陳昕兒豎起脖子愣了會兒,又撲到寧宥肩上嚎啕大哭,“小地瓜已經被簡宏成搶走了。”
“刀架脖子也得搶回來。但,刀要架到始作俑者的脖子上,比如搶小地瓜的主使者簡宏成。”寧宥見陳昕兒抬起淚臉停住哭泣嚴肅看她,連忙又解釋:“這兒的刀不是真刀,而是指一針見血的好辦法。你應該最瞭解簡宏成,找他,把兒子要回來。為了兒子,怎麼做都行。”
“你幫我。我知道簡宏成那次最轟轟烈烈的打群架,其實是你逼他的,高中時候對付簡宏成只有你和曹老師有辦法。
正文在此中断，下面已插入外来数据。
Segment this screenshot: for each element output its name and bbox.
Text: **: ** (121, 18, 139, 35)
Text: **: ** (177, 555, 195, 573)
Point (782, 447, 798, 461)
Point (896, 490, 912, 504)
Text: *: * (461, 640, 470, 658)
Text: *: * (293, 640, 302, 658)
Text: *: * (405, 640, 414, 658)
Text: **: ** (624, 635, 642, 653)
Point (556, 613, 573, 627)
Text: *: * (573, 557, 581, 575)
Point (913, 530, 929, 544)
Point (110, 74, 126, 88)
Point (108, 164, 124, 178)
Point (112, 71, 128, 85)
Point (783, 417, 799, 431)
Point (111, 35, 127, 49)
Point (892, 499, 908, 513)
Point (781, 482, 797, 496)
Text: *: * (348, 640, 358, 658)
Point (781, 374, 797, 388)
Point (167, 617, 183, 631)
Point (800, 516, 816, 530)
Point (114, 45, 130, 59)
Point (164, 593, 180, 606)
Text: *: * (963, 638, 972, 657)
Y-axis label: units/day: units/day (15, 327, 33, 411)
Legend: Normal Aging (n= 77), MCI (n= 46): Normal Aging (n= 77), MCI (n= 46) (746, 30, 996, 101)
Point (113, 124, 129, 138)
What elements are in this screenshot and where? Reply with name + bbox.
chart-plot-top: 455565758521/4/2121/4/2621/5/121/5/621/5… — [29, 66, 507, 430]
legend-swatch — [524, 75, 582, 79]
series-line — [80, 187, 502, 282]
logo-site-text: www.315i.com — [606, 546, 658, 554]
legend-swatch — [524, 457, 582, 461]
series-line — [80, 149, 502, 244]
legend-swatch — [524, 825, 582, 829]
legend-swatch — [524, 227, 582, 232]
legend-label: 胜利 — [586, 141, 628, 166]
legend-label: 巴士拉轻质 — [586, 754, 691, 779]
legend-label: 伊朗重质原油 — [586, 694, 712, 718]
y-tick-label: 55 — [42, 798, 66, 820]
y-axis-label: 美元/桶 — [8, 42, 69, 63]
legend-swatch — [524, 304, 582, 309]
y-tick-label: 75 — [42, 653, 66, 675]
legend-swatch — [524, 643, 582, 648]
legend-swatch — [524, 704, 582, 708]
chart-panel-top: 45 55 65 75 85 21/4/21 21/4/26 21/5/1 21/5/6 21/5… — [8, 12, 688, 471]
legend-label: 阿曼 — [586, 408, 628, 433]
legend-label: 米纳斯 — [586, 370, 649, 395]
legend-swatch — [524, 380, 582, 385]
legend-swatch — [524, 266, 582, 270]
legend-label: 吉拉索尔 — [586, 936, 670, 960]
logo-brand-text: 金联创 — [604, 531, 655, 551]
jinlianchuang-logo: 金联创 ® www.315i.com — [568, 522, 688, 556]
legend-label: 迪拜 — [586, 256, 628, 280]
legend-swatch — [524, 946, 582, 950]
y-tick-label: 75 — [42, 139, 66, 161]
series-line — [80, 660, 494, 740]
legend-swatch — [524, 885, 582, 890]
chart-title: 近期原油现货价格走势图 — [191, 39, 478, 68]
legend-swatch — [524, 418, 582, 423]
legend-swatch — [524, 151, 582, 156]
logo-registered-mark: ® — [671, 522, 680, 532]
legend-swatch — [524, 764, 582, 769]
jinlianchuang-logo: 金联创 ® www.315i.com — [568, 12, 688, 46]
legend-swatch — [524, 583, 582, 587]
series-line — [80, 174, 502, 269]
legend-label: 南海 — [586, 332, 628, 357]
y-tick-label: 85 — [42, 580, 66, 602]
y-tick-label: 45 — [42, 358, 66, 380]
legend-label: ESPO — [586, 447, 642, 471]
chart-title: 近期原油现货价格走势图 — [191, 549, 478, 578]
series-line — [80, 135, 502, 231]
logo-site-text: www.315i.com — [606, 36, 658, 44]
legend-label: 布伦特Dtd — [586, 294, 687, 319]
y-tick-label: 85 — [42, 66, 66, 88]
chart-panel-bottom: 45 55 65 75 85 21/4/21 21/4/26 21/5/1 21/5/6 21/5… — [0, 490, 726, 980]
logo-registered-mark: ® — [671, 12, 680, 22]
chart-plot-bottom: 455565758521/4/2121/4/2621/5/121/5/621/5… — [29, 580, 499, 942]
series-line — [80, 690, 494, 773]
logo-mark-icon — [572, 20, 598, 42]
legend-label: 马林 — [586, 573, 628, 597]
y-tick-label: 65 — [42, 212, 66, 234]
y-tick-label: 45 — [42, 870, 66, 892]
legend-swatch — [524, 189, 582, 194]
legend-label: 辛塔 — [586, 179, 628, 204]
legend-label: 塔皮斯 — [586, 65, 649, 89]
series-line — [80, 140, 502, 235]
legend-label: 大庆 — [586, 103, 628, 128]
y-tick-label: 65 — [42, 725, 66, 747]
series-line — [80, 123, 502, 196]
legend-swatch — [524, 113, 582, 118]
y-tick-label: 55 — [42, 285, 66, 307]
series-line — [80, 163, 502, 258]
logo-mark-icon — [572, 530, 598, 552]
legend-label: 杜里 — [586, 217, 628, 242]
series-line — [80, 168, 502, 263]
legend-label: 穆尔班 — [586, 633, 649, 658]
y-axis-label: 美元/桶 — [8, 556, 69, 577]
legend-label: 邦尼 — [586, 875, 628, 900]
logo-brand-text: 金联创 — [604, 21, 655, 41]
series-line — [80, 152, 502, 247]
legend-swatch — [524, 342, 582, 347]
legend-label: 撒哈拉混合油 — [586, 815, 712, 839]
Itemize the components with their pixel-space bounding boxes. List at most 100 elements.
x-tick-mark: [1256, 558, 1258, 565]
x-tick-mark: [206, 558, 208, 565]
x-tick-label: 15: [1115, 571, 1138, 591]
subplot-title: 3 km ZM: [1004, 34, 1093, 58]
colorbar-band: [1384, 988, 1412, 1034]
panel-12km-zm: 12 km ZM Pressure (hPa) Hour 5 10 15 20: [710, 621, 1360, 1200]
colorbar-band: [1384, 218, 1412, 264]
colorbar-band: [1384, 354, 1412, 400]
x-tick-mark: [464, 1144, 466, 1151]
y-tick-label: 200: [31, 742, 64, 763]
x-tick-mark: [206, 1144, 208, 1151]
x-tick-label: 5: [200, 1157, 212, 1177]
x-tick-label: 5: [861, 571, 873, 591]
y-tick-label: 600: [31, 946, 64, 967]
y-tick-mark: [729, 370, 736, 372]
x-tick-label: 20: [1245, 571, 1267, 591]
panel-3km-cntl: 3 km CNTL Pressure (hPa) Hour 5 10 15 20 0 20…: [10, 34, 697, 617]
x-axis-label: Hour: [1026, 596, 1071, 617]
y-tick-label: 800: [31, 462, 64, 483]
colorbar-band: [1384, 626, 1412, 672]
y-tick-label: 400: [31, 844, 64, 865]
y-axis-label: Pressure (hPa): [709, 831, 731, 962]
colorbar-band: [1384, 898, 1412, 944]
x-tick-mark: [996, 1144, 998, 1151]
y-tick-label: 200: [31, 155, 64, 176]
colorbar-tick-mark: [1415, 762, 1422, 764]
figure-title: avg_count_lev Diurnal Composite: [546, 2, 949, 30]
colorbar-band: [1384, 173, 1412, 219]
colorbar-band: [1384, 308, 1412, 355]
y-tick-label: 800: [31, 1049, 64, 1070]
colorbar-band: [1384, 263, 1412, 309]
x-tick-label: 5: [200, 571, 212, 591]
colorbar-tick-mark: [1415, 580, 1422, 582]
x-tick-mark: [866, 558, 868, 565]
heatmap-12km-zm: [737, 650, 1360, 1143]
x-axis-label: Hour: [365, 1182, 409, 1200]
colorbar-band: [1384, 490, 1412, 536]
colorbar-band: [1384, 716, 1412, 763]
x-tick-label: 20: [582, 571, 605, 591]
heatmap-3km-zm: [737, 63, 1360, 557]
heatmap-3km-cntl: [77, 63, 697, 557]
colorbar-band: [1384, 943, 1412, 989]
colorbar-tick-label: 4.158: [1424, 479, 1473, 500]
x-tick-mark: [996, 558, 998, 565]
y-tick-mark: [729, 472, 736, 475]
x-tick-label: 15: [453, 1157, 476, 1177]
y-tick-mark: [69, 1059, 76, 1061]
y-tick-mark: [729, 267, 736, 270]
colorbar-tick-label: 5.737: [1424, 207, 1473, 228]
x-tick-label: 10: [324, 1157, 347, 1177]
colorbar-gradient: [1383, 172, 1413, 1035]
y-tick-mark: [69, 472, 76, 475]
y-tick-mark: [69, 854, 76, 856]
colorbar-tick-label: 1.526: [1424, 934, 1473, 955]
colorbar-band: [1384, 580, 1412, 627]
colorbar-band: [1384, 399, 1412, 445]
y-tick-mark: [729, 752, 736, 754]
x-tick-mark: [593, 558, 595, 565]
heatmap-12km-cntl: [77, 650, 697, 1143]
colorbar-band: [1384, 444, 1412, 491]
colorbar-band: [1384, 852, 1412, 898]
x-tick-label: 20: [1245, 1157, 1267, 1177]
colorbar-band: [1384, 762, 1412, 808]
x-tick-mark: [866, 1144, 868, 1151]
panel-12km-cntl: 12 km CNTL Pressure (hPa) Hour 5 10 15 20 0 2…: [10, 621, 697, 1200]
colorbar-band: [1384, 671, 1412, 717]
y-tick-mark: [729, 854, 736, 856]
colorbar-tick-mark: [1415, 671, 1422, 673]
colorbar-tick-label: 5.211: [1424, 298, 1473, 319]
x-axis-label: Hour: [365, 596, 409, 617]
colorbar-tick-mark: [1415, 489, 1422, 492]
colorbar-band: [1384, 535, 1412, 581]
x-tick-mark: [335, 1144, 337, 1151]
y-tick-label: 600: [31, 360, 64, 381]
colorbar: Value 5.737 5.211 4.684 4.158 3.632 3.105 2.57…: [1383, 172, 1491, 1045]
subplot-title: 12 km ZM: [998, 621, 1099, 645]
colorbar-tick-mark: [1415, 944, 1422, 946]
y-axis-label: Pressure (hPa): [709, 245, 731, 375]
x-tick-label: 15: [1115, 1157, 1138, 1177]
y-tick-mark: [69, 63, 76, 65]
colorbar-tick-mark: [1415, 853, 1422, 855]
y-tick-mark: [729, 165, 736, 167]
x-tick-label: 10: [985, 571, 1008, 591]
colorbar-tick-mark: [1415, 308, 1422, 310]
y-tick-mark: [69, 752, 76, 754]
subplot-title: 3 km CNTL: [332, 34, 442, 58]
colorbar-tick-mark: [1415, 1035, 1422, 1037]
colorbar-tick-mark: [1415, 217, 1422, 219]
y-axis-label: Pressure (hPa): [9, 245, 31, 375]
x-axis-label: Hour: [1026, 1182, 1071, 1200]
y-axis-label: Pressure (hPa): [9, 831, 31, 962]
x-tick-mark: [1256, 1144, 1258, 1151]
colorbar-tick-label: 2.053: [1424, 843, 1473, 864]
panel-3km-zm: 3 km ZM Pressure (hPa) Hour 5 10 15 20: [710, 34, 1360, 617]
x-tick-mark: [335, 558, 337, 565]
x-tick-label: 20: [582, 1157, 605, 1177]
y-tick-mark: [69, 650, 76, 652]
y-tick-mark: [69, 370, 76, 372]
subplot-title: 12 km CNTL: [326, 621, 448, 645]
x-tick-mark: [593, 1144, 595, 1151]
”
“我被風吹得暈,我們先下去,慢慢想辦法。”
陳昕兒終於肯起身,與寧宥下樓。寧宥讓陳昕兒走前面,她在後面看著,不禁唏噓。一個人有一個人的一本帳,今天仔細翻看陳昕兒的那本賬,果然是筆筆爛帳。可爛帳也是賬啊,即使爛帳也得算下去。
…
陳昕兒被寧宥送進主衛洗澡。她跟公婆聯絡放郝聿懷在公婆家過夜,公婆自然是巴不得。但年邁的婆婆忍不住多問一句:“你那位同學究竟為什麼事啊?”
“遇人不淑。”
郝母同情地嘆一聲氣,但忽然想到不對,“呃,我等會兒送灰灰回家吧,你們人多熱鬧點兒。宥宥啊,家家有本難唸的經,家家的情況不一樣啊。”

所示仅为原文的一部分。